China Daily (2011-05-11 11:10) [Full Text]

 

Xinhua

BEIJING -- China's consumer price index (CPI), a main gauge of inflation, rose 5.3 percent in April from a year ago, the National Bureau of Statistics (NBS) said on Wednesday.

The April figure was down 0.1 percentage points from March's 32- month high of 5.4 percent, according to the NBS.

China's producer price index (PPI), a main gauge of inflation at the wholesale level, rose 6.8 percent in April from a year ago, down 0.5 percentage points from the previous month.

NBS spokesman Sheng Laiyun said food prices, which account for nearly a third of the basket of goods in the nation's CPI calculation, surged 11.5 percent year-on-year. Non-food prices rose 2.7 percent from a year earlier.

China has adjusted the weight of items in its CPI calculation from the start of the year -- with the food weighting pushed down 2.21 percentage points and property-related weighting up 4.22 percentage points.

 

Last month, consumer prices rose 5.2 percent in urban areas and 5.8 percent in the rural region, compared with a year earlier, said Sheng.

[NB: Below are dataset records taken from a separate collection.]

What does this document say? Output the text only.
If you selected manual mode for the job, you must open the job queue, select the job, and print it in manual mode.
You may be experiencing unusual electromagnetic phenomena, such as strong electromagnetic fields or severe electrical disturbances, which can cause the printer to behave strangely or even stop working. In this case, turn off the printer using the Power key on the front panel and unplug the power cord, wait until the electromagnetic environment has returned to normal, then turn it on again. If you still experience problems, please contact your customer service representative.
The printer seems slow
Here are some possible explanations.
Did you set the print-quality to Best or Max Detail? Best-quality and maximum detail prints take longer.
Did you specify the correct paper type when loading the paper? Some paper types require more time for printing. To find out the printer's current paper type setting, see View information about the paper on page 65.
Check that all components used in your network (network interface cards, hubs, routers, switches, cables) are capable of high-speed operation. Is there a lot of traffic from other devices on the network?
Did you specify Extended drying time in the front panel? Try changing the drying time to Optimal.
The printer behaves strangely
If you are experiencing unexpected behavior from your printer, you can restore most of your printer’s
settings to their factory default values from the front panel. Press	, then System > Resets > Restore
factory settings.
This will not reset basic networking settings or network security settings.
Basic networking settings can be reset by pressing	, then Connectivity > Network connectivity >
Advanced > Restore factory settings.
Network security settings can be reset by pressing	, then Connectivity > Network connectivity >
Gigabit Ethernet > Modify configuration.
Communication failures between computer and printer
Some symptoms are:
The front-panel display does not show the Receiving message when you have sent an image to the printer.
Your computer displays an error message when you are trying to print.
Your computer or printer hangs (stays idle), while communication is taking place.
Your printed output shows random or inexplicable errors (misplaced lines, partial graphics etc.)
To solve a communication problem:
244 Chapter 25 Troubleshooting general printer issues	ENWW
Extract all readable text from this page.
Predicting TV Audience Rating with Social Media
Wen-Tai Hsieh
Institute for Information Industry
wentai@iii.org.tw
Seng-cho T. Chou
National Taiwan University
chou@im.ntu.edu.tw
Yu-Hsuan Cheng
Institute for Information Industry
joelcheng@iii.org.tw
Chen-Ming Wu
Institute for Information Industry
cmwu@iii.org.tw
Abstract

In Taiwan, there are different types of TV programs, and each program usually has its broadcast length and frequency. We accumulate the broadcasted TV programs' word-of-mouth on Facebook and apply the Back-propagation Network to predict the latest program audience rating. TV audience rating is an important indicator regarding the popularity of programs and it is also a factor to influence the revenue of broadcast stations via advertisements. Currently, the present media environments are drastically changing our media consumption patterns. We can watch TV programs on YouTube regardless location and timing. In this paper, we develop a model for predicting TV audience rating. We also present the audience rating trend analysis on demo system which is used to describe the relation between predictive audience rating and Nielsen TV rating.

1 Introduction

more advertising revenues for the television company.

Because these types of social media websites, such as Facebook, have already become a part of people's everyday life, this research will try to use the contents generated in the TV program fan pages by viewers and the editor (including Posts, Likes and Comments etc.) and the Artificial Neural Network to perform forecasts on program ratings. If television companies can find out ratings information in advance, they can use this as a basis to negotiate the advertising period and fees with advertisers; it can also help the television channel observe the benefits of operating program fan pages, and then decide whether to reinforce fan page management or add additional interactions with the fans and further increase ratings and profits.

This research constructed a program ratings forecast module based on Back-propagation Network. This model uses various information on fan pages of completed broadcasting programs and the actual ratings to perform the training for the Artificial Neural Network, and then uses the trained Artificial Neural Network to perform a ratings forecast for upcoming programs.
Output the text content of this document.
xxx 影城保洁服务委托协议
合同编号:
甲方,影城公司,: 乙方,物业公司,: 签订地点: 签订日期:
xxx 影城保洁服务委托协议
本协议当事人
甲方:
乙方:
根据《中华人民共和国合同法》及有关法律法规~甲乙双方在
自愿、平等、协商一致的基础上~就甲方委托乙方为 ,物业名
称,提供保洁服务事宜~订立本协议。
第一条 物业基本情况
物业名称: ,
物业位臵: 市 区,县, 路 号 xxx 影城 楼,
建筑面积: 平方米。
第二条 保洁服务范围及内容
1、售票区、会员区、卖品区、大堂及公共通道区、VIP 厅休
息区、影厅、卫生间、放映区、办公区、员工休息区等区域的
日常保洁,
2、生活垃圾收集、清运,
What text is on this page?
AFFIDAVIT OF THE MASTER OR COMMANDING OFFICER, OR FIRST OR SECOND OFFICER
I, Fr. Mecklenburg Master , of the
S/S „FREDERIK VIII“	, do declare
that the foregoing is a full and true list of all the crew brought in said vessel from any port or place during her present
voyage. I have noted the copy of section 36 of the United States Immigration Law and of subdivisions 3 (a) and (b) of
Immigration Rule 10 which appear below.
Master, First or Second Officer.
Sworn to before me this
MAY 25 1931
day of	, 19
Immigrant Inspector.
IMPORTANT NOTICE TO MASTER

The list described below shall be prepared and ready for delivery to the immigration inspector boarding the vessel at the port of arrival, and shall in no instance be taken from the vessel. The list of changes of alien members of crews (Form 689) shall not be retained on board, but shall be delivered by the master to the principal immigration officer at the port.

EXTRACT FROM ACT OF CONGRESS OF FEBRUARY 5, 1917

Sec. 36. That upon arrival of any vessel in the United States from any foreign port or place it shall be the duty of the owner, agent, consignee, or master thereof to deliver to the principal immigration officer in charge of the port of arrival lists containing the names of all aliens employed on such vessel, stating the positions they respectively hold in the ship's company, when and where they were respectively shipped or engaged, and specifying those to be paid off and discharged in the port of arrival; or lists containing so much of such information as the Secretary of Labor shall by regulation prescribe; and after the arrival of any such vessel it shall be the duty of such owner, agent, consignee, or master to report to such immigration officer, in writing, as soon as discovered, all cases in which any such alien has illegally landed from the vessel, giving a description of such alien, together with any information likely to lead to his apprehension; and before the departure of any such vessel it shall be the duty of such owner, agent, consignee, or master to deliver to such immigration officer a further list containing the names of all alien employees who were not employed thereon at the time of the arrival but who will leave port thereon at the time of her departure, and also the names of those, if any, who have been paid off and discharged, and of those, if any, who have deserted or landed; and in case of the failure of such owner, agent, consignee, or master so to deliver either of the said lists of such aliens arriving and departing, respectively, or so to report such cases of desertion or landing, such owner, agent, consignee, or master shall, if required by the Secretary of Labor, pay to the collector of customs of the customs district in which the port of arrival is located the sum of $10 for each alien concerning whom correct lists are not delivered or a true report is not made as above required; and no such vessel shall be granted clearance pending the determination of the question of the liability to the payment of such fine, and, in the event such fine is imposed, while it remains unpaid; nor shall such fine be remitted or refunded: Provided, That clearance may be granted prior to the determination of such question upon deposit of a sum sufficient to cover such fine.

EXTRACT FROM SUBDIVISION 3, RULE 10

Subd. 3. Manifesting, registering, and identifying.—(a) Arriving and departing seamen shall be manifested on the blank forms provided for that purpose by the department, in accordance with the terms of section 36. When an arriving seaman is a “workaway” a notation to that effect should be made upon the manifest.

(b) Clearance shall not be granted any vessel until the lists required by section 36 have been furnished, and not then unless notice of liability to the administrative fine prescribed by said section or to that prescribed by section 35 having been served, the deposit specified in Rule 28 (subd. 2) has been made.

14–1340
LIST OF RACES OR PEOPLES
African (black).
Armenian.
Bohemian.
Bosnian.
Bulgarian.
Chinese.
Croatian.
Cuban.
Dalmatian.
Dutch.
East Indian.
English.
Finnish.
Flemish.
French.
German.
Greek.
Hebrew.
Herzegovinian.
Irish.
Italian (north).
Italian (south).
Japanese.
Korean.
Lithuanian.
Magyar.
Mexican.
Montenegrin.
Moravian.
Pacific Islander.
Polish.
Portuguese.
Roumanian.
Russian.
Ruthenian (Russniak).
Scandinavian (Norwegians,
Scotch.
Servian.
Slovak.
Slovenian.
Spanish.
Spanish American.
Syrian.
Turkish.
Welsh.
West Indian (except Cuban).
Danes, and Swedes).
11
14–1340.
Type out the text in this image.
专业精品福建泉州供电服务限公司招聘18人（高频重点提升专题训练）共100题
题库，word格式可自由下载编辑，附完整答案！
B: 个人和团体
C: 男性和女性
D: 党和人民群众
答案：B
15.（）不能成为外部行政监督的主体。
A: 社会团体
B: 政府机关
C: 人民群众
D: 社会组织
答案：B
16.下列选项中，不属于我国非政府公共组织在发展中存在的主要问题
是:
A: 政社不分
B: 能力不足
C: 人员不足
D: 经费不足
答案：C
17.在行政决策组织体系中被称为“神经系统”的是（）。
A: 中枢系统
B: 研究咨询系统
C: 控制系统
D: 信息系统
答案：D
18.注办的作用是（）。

The April CPI was above the government's target of 4 percent for the year.

Government measures to contain vegetable prices are having an effect, said Wang Xiaoguang, a research fellow at the Policy Advisory Department of the Chinese Academy of Governance, adding that he expected CPI to drop slightly in the second quarter from the first quarter's 5 percent growth.

China's quarterly inflation downward trend would continue, said Wang, forecasting a lower than 4 percent quarterly CPI growth rate in the third quarter and less than 3 percent growth in the forth quarter.

During the week of May 2 to 8, the average wholesale prices of 18 types of vegetables dropped 3.1 percent from the previous week, China's commerce ministry said in a statement on its website Tuesday. The decline was 1.1 percentage points lower than that of the previous week.

Wang played down the direct impact of increasing money supply on CPI growth, claiming that inflation would have already hit double digits if it had a direct link with the money supply.

The broad money supply (M2), which covers cash in circulation and all deposits, increased 16.6 percent year-on-year as of the end of March, 0.9 percentage points higher than that as of the end of February. The increase exceeded the government's target ceiling of 16 percent for 2011 set in a government work report released in March.